We did stop by the table of Tim “Mr. Tim” Chamberlain, of Our Valued Customer fame. He was doing sketches of convention attendees. At this point, I had told the story of stopping the theft at Ivan’s table to every friend I ran into at NYCC. After telling him the story, Mr. Tim drew this commission for me:
“It’s this apartment here, right above the comic book store,” the realtor said as we approached the brownstone. He was ahead of me, so he missed my fist pump and huge smile as he said that. I signed the lease immediately.
I had shopped at this store now and then over the years, but it didn’t become my regular spot until it became my very local comic store (VLCS?).
If you ever get the chance to live above a comic book store, I highly recommend it. At the time, none of my friends read comics and it was nice having people nearby with whom I could talk comics at a moment’s notice. I started referring to going to the store as “visiting the downstairs neighbors.” I joked about drilling a hole in my living room floor/their ceiling and installing a Bat-pole, so that I could drop down there after hours and read all the comics I wanted.
I don’t live above that store anymore. My move out of the building happened to time with the move to the other side of the country of my two favorite staff members there. In that way, the timing felt right. I still call the years living above the shop as “my personal golden age.”
It’s still my weekly Wednesday shop. I now live 10 blocks away instead of 10 feet. It’s a good store. The staff is friendly and always looks out for their regulars. If they knew your tastes, they would hold something for you if it was in danger of selling out. If it turned out you didn’t want it, no problem.
Today is the store’s last day of business. Tonight, they’ll be locking up for the last time. I went in this past Wednesday, their final new comic day, and the place had a pall over it. I felt like I was at a wake. People talked in hushed tones. Much of the stock had already been liquidated. Customers and staff alike spoke of this being the first time they’ve ever seen the actual walls of the store, now that the t-shirts and toys were gone. People were hopeful that the owner would reopen again nearby, but he’s decided to consolidate his business to his other store in another part of the city.
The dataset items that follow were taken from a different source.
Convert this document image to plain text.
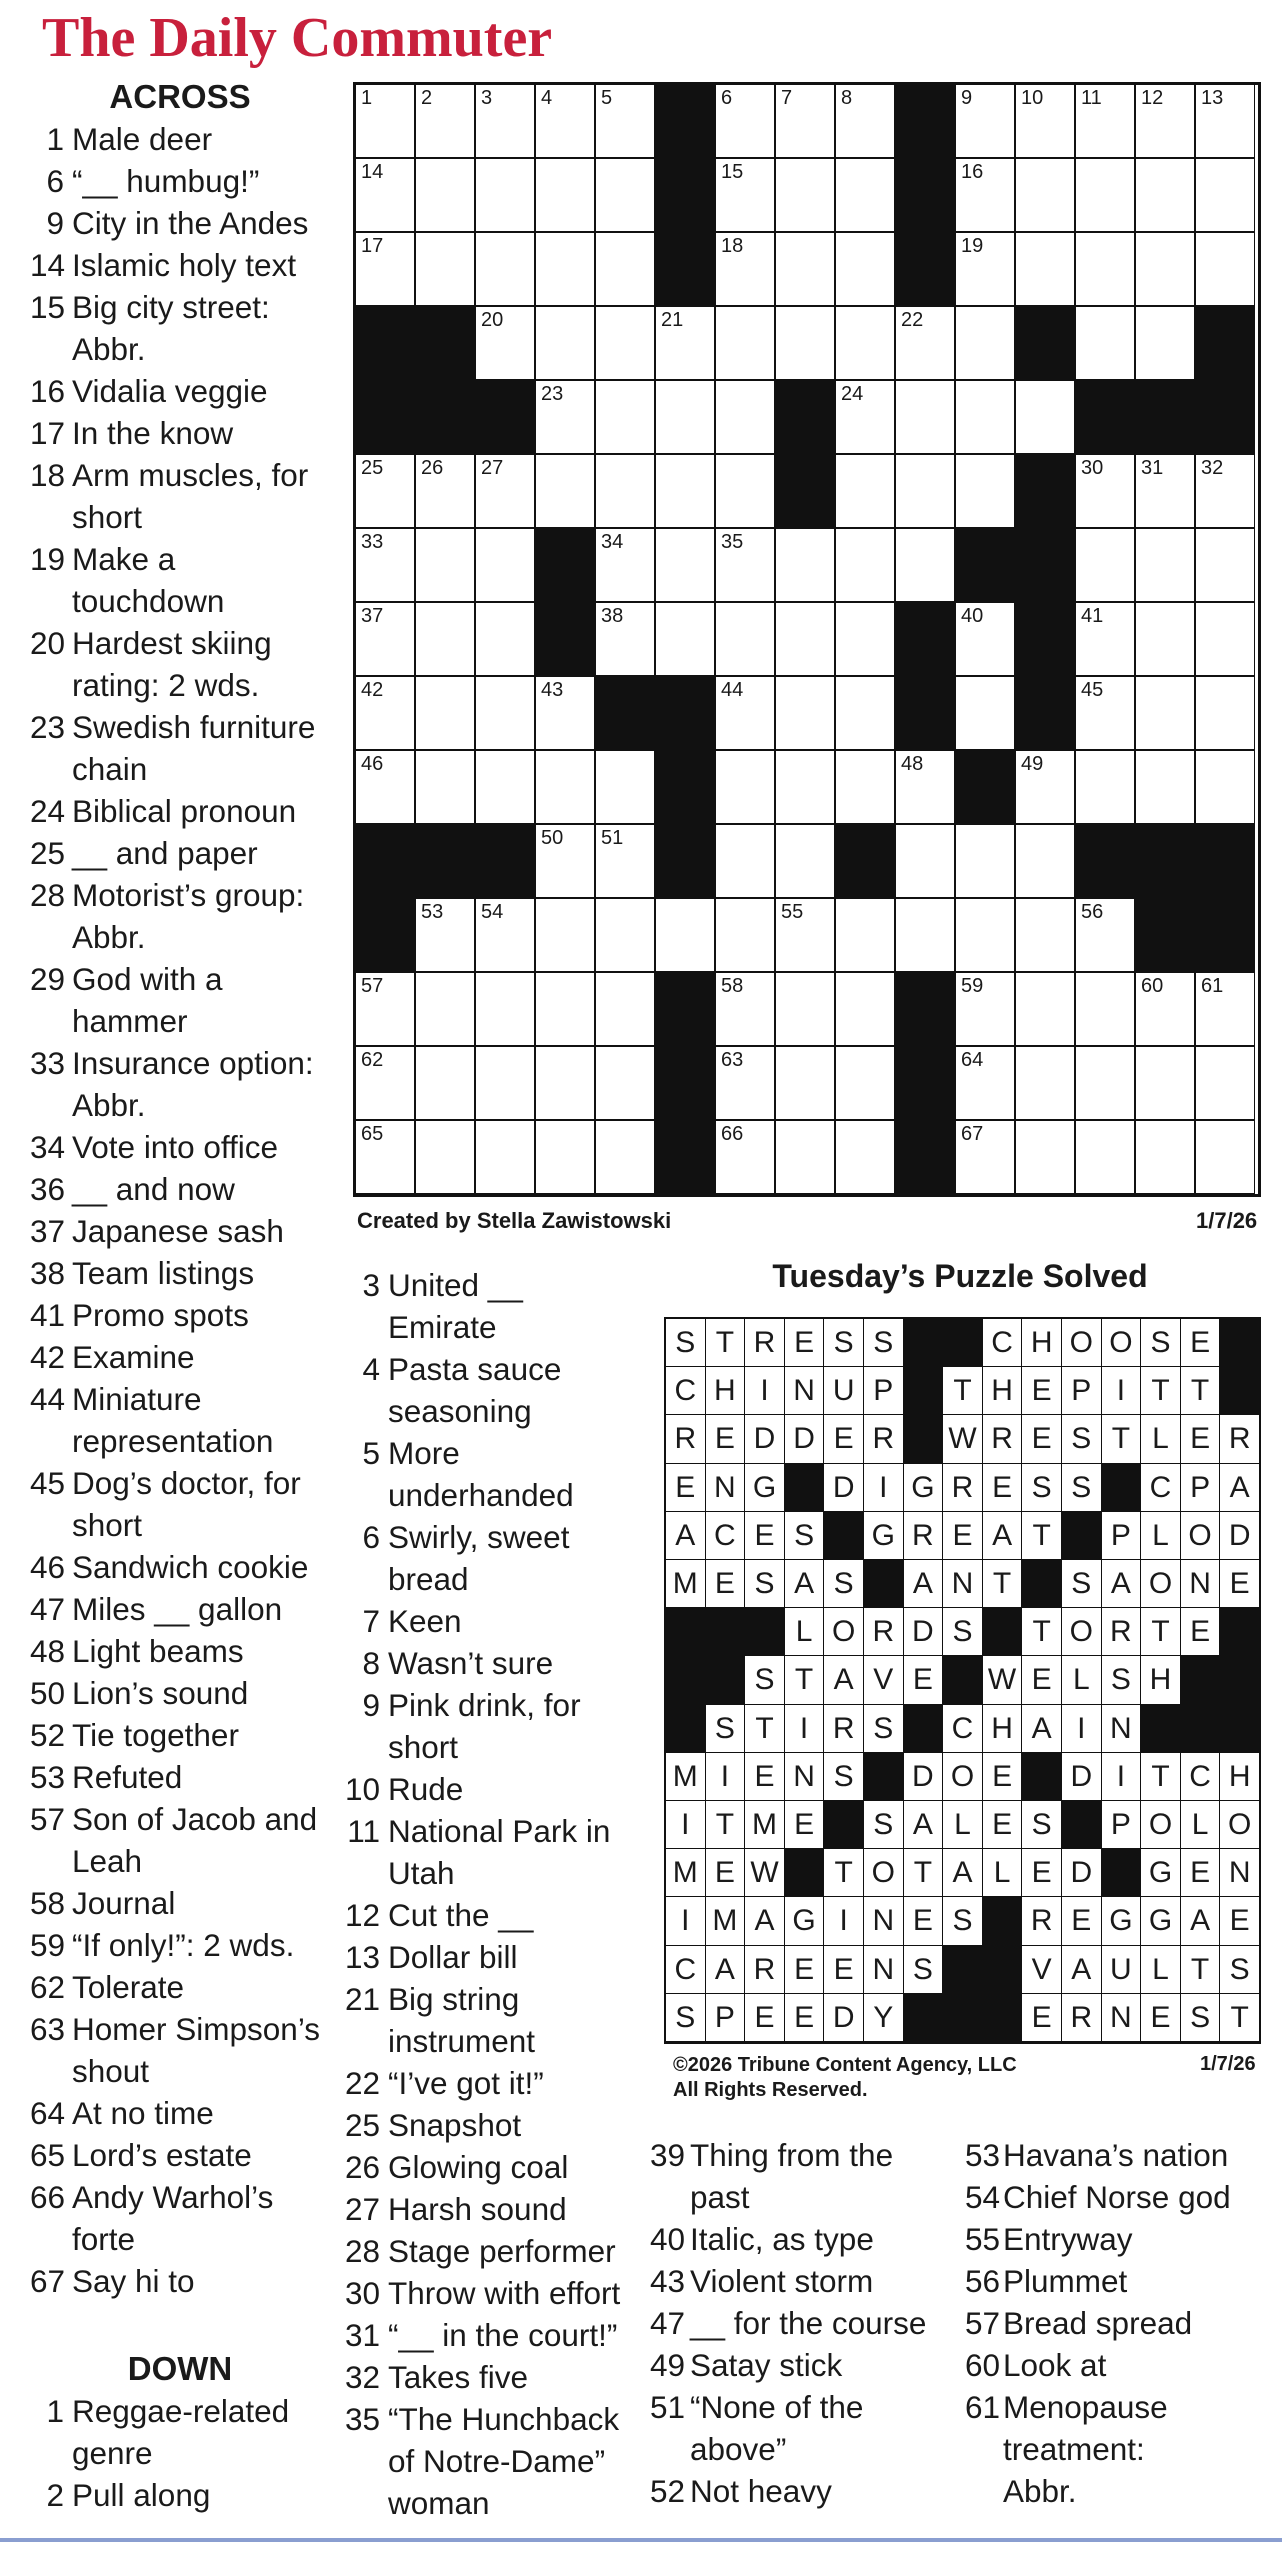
The Daily Commuter
ACROSS
1 Male deer
6 “__ humbug!”
9 City in the Andes
14 Islamic holy text
15 Big city street:
Abbr.
16 Vidalia veggie
17 In the know
18 Arm muscles, for
short
19 Make a
touchdown
20 Hardest skiing
rating: 2 wds.
23 Swedish furniture
chain
24 Biblical pronoun
25 __ and paper
28 Motorist’s group:
Abbr.
29 God with a
hammer
33 Insurance option:
Abbr.
34 Vote into office
36 __ and now
37 Japanese sash
38 Team listings
41 Promo spots
42 Examine
44 Miniature
representation
45 Dog’s doctor, for
short
46 Sandwich cookie
47 Miles __ gallon
48 Light beams
50 Lion’s sound
52 Tie together
53 Refuted
57 Son of Jacob and
Leah
58 Journal
59 “If only!”: 2 wds.
62 Tolerate
63 Homer Simpson’s
shout
64 At no time
65 Lord’s estate
66 Andy Warhol’s
forte
67 Say hi to
DOWN
1 Reggae-related
genre
2 Pull along
3 United __
Emirate
4 Pasta sauce
seasoning
5 More
underhanded
6 Swirly, sweet
bread
7 Keen
8 Wasn’t sure
9 Pink drink, for
short
10 Rude
11 National Park in
Utah
12 Cut the __
13 Dollar bill
21 Big string
instrument
22 “I’ve got it!”
25 Snapshot
26 Glowing coal
27 Harsh sound
28 Stage performer
30 Throw with effort
31 “__ in the court!”
32 Takes five
35 “The Hunchback
of Notre-Dame”
woman
39 Thing from the
past
40 Italic, as type
43 Violent storm
47 __ for the course
49 Satay stick
51 “None of the
above”
52 Not heavy
53 Havana’s nation
54 Chief Norse god
55 Entryway
56 Plummet
57 Bread spread
60 Look at
61 Menopause
treatment:
Abbr.
1 2 3 4 5	6 7 8	9 10 11 12 13
14	15	16
17	18	19
20	21	22
23	24
25 26 27	30 31 32
33	34	35
37	38	40	41
42	43	44	45
46	48	49
50 51
53 54	55	56
57	58	59	60 61
62	63	64
65	66	67
Created by Stella Zawistowski	1/7/26
Tuesday’s Puzzle Solved
S T R E S S	C H O O S E
C H I N U P	T H E P I T T
R E D D E R	W R E S T L E R
E N G	D I G R E S S	C P A
A C E S	G R E A T	P L O D
M E S A S	A N T	S A O N E
L O R D S	T O R T E
S T A V E	W E L S H
S T I R S	C H A I N
M I E N S	D O E	D I T C H
I T M E	S A L E S	P O L O
M E W	T O T A L E D	G E N
I M A G I N E S	R E G G A E
C A R E E N S	V A U L T S
S P E E D Y	E R N E S T
©2026 Tribune Content Agency, LLC
All Rights Reserved.
1/7/26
After closing time on Wednesday, I met the staff and some customers for drinks so that we could send the store off properly. We drank until past midnight, recollecting our favorite anecdotes about the store. I had a hard time sleeping that night; I was full of anxiety for my friends who were losing their jobs right before Christmas. But it looks like most of them will be still be employed at the store’s other location and the ones that will not have found new work.
I’m lucky enough to live in a city that has many comic book stores. There are probably a dozen comic shops I could get to in less time than it takes many users on this site to get to their nearest store. And the good stores here are great stores. Still, I think the death of my VLCS is going to be what causes me to go 99% digital. I’ve had an iPad for some time, but the social aspect of talking comics with the Wednesday crew is what kept me buying books in print. And I knew my weekly dollars were helping keep my favorite store in the neighborhood afloat. My wife will be happy with this new decision. She pushed for a move to all digital right after I got an iPad. Space is the main enemy of a comic book collector when you live in a one-bedroom apartment.